What an utterly shoddy article - no surprise from the Daily Fail - you'll note that the vast majority of those getting less than 80 tariff points are those on 0. What's 0, do you suppose? Is it people who failed all their A-levels, do you think? Or might it be all those people, who have non-standard backgrounds? Such as, I dunno, foreign students?

Even by Dail Mail standards, that's pushing the envelope of drivel.
 
and?

Do you have critique on his work or is it just sour dummy time?

Do you have trouble reading or are you trolling?

I responded to your 'and' post. I'll say it again:


His Phd was based on his work at Hamburg, describing the results of experiments that he was following.

So, in response to Tflemings post:
Do you not need to discover something previously unknown in a field to gain a PHD?
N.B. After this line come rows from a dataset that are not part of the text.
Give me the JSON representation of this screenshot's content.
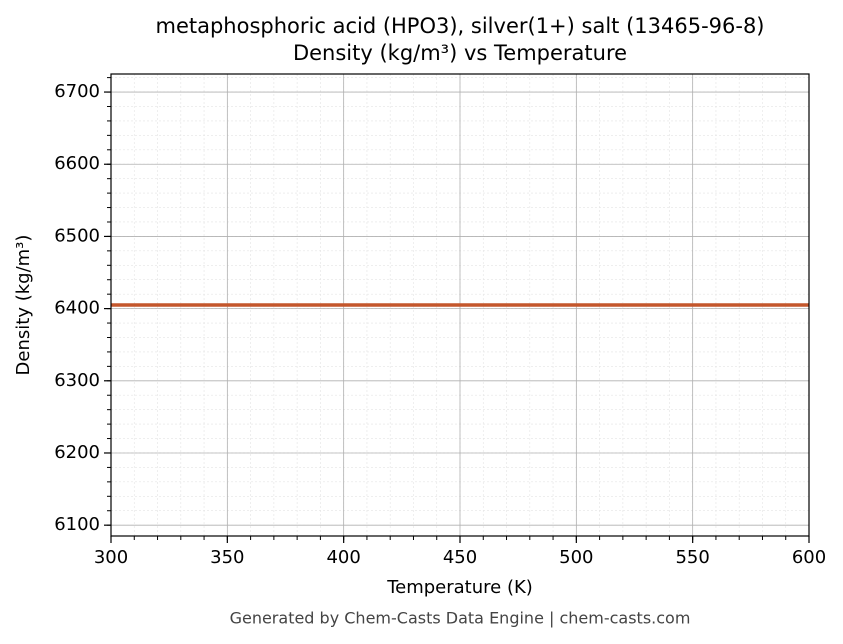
{
  "chart_data": {
    "type": "line",
    "title": "metaphosphoric acid (HPO3), silver(1+) salt (13465-96-8)",
    "subtitle": "Density (kg/m³) vs Temperature",
    "x_label": "Temperature (K)",
    "y_label": "Density (kg/m³)",
    "footer": "Generated by Chem-Casts Data Engine | chem-casts.com",
    "x": [
      300,
      600
    ],
    "series": [
      {
        "name": "Density",
        "color": "#c4572c",
        "values": [
          6405,
          6405
        ]
      }
    ],
    "xlim": [
      300,
      600
    ],
    "xticks": [
      300,
      350,
      400,
      450,
      500,
      550,
      600
    ],
    "ylim": [
      6085,
      6725
    ],
    "yticks": [
      6100,
      6200,
      6300,
      6400,
      6500,
      6600,
      6700
    ],
    "grid": true,
    "minor_grid": true
  }
}
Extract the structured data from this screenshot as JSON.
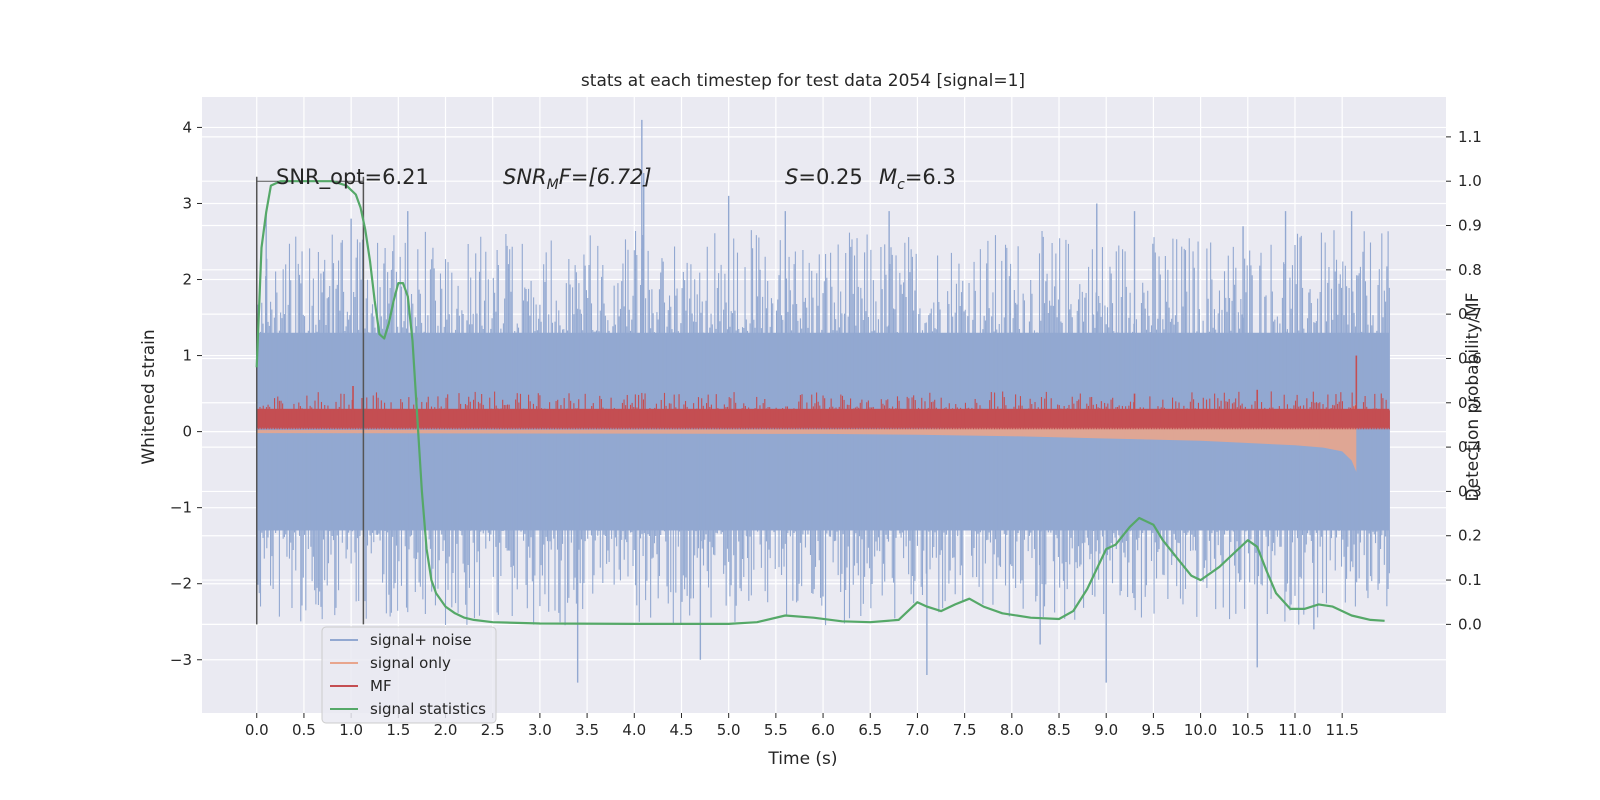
{
  "chart_data": {
    "type": "line",
    "title": "stats at each timestep for test data 2054 [signal=1]",
    "xlabel": "Time (s)",
    "ylabel_left": "Whitened strain",
    "ylabel_right": "Detection probability/MF",
    "xlim": [
      -0.58,
      12.6
    ],
    "ylim_left": [
      -3.7,
      4.4
    ],
    "ylim_right": [
      -0.2,
      1.19
    ],
    "x_ticks": [
      "0.0",
      "0.5",
      "1.0",
      "1.5",
      "2.0",
      "2.5",
      "3.0",
      "3.5",
      "4.0",
      "4.5",
      "5.0",
      "5.5",
      "6.0",
      "6.5",
      "7.0",
      "7.5",
      "8.0",
      "8.5",
      "9.0",
      "9.5",
      "10.0",
      "10.5",
      "11.0",
      "11.5"
    ],
    "y_ticks_left": [
      "4",
      "3",
      "2",
      "1",
      "0",
      "−1",
      "−2",
      "−3"
    ],
    "y_ticks_right": [
      "1.1",
      "1.0",
      "0.9",
      "0.8",
      "0.7",
      "0.6",
      "0.5",
      "0.4",
      "0.3",
      "0.2",
      "0.1",
      "0.0"
    ],
    "grid": true,
    "legend_position": "lower-left",
    "annotations": {
      "snr_opt": "SNR_opt=6.21",
      "snr_mf_prefix": "SNR",
      "snr_mf_sub": "M",
      "snr_mf_rest": "F=[6.72]",
      "s_sym": "S",
      "s_val": "=0.25",
      "mc_sym": "M",
      "mc_sub": "c",
      "mc_val": "=6.3"
    },
    "window_markers_x": [
      0.0,
      1.13
    ],
    "series": [
      {
        "name": "signal+ noise",
        "color": "#92a8d1",
        "axis": "left",
        "style": "noise-band",
        "x_range": [
          0.0,
          12.0
        ],
        "typical_range": [
          -1.3,
          1.3
        ],
        "peaks": [
          [
            0.1,
            2.9
          ],
          [
            1.0,
            2.8
          ],
          [
            1.6,
            2.9
          ],
          [
            4.08,
            4.1
          ],
          [
            4.1,
            3.4
          ],
          [
            5.0,
            3.1
          ],
          [
            5.6,
            2.9
          ],
          [
            6.7,
            2.9
          ],
          [
            8.9,
            3.0
          ],
          [
            9.3,
            2.9
          ],
          [
            10.45,
            2.7
          ],
          [
            10.9,
            2.9
          ],
          [
            11.6,
            2.9
          ],
          [
            9.0,
            -3.3
          ],
          [
            3.4,
            -3.3
          ],
          [
            7.1,
            -3.2
          ],
          [
            4.7,
            -3.0
          ],
          [
            8.3,
            -2.8
          ],
          [
            10.6,
            -3.1
          ],
          [
            11.2,
            -2.6
          ]
        ]
      },
      {
        "name": "signal only",
        "color": "#e8a58d",
        "axis": "left",
        "style": "chirp-envelope",
        "x": [
          0.0,
          6.0,
          7.0,
          8.0,
          9.0,
          10.0,
          10.5,
          11.0,
          11.3,
          11.5,
          11.6,
          11.65
        ],
        "upper": [
          0.02,
          0.03,
          0.04,
          0.06,
          0.09,
          0.12,
          0.15,
          0.18,
          0.21,
          0.25,
          0.3,
          0.38
        ],
        "lower": [
          -0.02,
          -0.03,
          -0.04,
          -0.06,
          -0.09,
          -0.12,
          -0.15,
          -0.18,
          -0.21,
          -0.26,
          -0.38,
          -0.53
        ]
      },
      {
        "name": "MF",
        "color": "#c44e52",
        "axis": "left",
        "style": "positive-band",
        "x_range": [
          0.0,
          12.0
        ],
        "typical_range": [
          0.05,
          0.4
        ],
        "peaks": [
          [
            1.02,
            0.6
          ],
          [
            9.3,
            0.5
          ],
          [
            10.6,
            0.55
          ],
          [
            11.65,
            1.0
          ]
        ]
      },
      {
        "name": "signal statistics",
        "color": "#55a868",
        "axis": "right",
        "style": "line",
        "x": [
          0.0,
          0.05,
          0.1,
          0.15,
          0.25,
          0.5,
          0.8,
          0.95,
          1.05,
          1.1,
          1.15,
          1.2,
          1.25,
          1.3,
          1.35,
          1.4,
          1.45,
          1.5,
          1.55,
          1.6,
          1.65,
          1.7,
          1.75,
          1.8,
          1.85,
          1.9,
          2.0,
          2.1,
          2.2,
          2.3,
          2.5,
          3.0,
          4.0,
          5.0,
          5.3,
          5.6,
          5.9,
          6.2,
          6.5,
          6.8,
          6.9,
          7.0,
          7.1,
          7.25,
          7.4,
          7.55,
          7.7,
          7.9,
          8.2,
          8.5,
          8.65,
          8.8,
          9.0,
          9.1,
          9.25,
          9.35,
          9.5,
          9.6,
          9.75,
          9.9,
          10.0,
          10.2,
          10.35,
          10.5,
          10.6,
          10.7,
          10.8,
          10.95,
          11.1,
          11.25,
          11.4,
          11.6,
          11.8,
          11.95
        ],
        "values": [
          0.58,
          0.85,
          0.93,
          0.99,
          1.0,
          1.0,
          1.0,
          0.99,
          0.97,
          0.94,
          0.89,
          0.82,
          0.73,
          0.655,
          0.645,
          0.68,
          0.73,
          0.77,
          0.77,
          0.74,
          0.64,
          0.47,
          0.3,
          0.17,
          0.1,
          0.07,
          0.04,
          0.025,
          0.015,
          0.01,
          0.005,
          0.002,
          0.001,
          0.001,
          0.005,
          0.02,
          0.015,
          0.007,
          0.005,
          0.01,
          0.03,
          0.05,
          0.04,
          0.03,
          0.045,
          0.058,
          0.04,
          0.025,
          0.015,
          0.012,
          0.03,
          0.08,
          0.17,
          0.18,
          0.22,
          0.24,
          0.225,
          0.19,
          0.15,
          0.11,
          0.1,
          0.13,
          0.16,
          0.19,
          0.175,
          0.12,
          0.07,
          0.035,
          0.035,
          0.045,
          0.04,
          0.02,
          0.01,
          0.008
        ]
      }
    ]
  }
}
I said that NO, you don't need to discover something new, just produce work on something that someone hasn't worked on before. Does it make sense to you now?
 
Read my original post again please, I never criticised him for his achievements :rolleyes:. All I said was -in reference of his D grade in Maths- that not all professors are highly accredited intellectually or even academically. Case in point, B.Cox who seems to not have had a particularly interesting research career, yet he is a professor. I was reinforcing the point that you don't need straight AAAAAAs to achieve tenurship or become a professor and that people sometimes look at professors as geniuses/wizards when they are not.

"He is a highly educated celebrity, nothing wrong with that."

It seems like you are attempting to deride the guy to me.

Do you expect every scientist involved in theoretical physics to be all producing the same volumes of work by means of papers?

We know you don't need straight A's, this is after all the topic of the thread is it not?

And btw, since when someone can't criticise unless they are 'better'? I'm free to criticise anyone and anything in anyway I like. As long as I have an argument for it then all is fine. You are better off arguing my points rather than calling up to me to list my achievements as a measure of comparison.

I never said you couldn't, and I didn't call you up on anything personally.

Stop acting defensively, and so snooty. It don't work wee man.